In a recent profile interview, rail minister Huw Merriman broke one of the cardinal rules of political life – he said the quiet bit out loud.

Talking to the Politics Home website about his journey to the Commons – how he climbed the greasy pole to the top, rather than his route to work that morning – he let something slip: “I think I’m actually a very bad parliamentary performer.”

Lucky, then, the minister didn’t have to appear this week before the transport select committee that scrutinises his work.

Instead, they wrote him a stiff letter. In it, they barracked the minister for his administration’s decision to close almost all of the 1,007 train station ticket offices in England.

Their thinking goes that only 12 per cent of all train tickets are now purchased from the booths, compared with 85 per cent in the mid-90s – so why not redeploy that staff to work on station platforms, where they can more readily offer passenger assistance?

But ask anyone who’s needed help at a station whose ticket office has already closed – passenger assistance is practically non-existent. Earlier this week, my colleague Holly Evans wrote movingly in the Independent about her experience of being confronted by a stranger at a Tube station platform – and no staff came to her aid.

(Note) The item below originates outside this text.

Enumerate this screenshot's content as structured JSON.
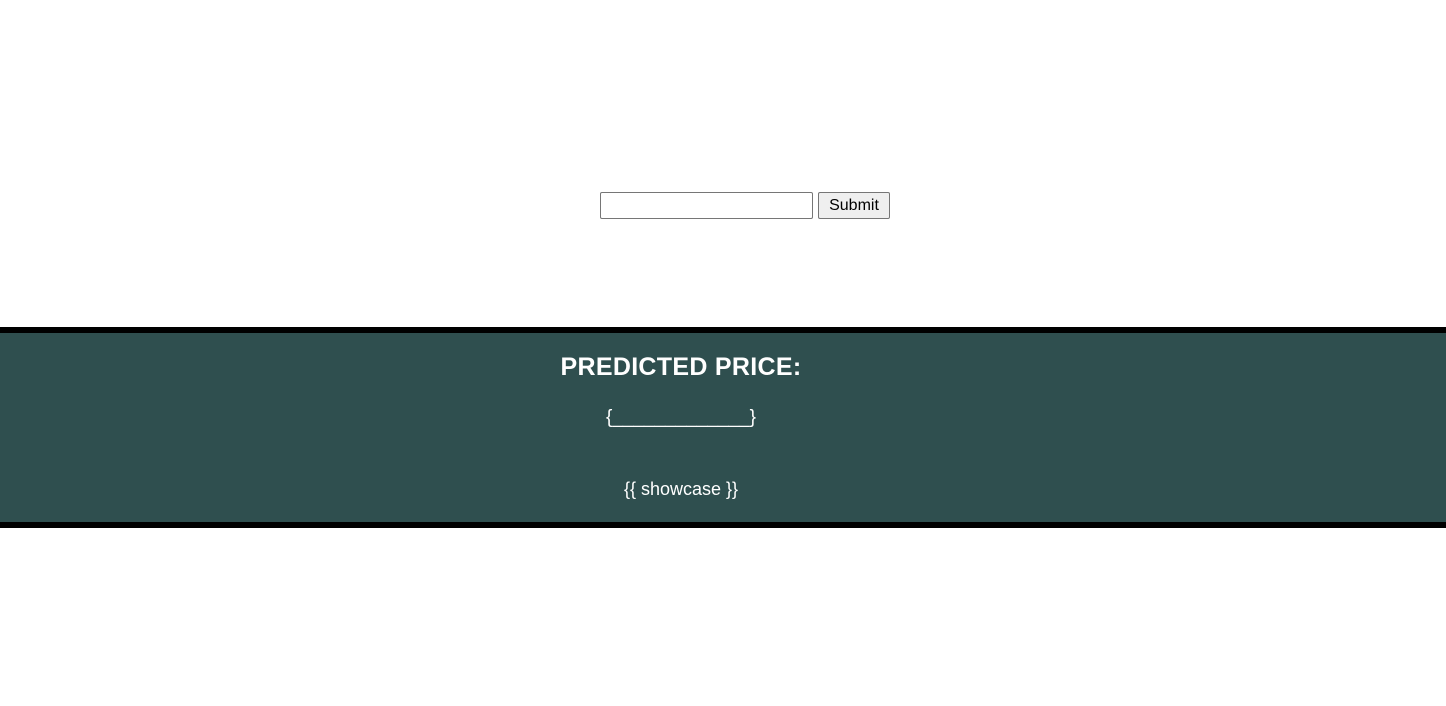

That more than 680,000 people have responded to a consultation on the government’s plans – the biggest ever response to a public consultation – ought to be a big red warning light to the government that there’s trouble on the line ahead. Which was exactly what the Commons transport committee warned yesterday, saying the closure plans had gone “too far, too fast”.

The closure of ticket offices isn’t just a problem for those with mobility issues. It also has a brutal impact on people with visual impairments, as well as those with neuro-diverse conditions. It also has the unintended consequence of convincing the elderly that they’re somehow unsafe or unwelcome on the railways – so they don’t travel, meaning that the world that was once open to them begins to shrink, confining them to their homes.

At an earlier transport committee hearing, Katie Pennick, campaigns manager for Transport for All, explained: “The idea that staff currently being behind the glass is a problem that needs to be fixed is not the case at all; it’s actually one of the most important accessibility features of a ticket office. It’s a designated place where disabled people can go and be assured that they will find assistance from that place.”

Without that designated location, she told MPs that disabled people were faced with “traipsing round a station”, trying to locate a member of staff and request assistance.

She also criticised the idea of ‘mobile teams’, saying: “It’s completely ludicrous to suggest that disabled people should turn up at a station, use the help point (if they can use the help point) and then wait up to an hour for a mobile team to come out to meet them.”

Selina Mills, author of Life Unseen: A Story of Blindness (Bloomsbury), has spoken about how promoting her book involved a lot of travel – and the experience wasn’t a happy one. Mills cites the closure of ticket offices as a key problem.

“Navigating a Tube or train station without a fixed, known place for help is deeply distressing. Trying to find the right train can be terrifying. When I was travelling to London from Carlisle, they changed the platform three times. There was no one to ask where I should go at the ticket office. The change only appeared on the screens,” she says.

Mills has also encountered problems on the Tube: “I recently went around the Circle Line the wrong way because I had to ask a passenger, not a member of staff, if the train was going to Paddington. And they just thought, of course it is. And It did eventually. But whereas it should have been four stops and 10 minutes, it took me an hour and umpteen stops. By the time I realised I was going the wrong way, there was no point in changing.

“The problem with platform help points is you have to be able to find them to use them, and the buttons aren’t easy to use even if you do.”

Now let’s think of the Elizabeth Line. A staggering £18.9bn was sunk on London’s new east-to-west train service. For the want of what would amount to little more than a rounding error on that vast bill, it could be made fully accessible. And yet wheelchair users require 19th-century ramps to board trains at some stations – even at Stratford, which was the global focus of the 2012 Paralympic Games.

If there is no one around to assist, the disabled don’t travel. Last month, wheelchair user Katie Pennick tried to use the Elizabeth Line. “Eighteen billion spent on building it, and because the ticket office was closed today I couldn’t get on a train. Absolutely mind-boggling that this new line requires a manual boarding ramp and there are seemingly times where there are no staff.”

She wheeled around the station in search of assistance, checking both platforms and the concourse in a fruitless bid to find staff. Only when she pressed the “emergency” button on the disabled help point did someone emerge to help her. In the faff, she had missed several trains.

The Royal National Institute for the Blind says that there are “two million people living with sight loss… severe enough to have a significant impact on their daily lives” in the UK. So this is no small problem.

Mills, however, makes an additional important point: “Human contact, reliably found, is essential for independent travel.”

The closure of ticket offices will undoubtedly make people’s worlds smaller, restricting access to services, their ability to work and get out and about for leisure. It is a policy that will ultimately push those who have the option onto Britain’s already over-crowded roads.

How long must we wait until the rail minister realises he’s on the wrong track?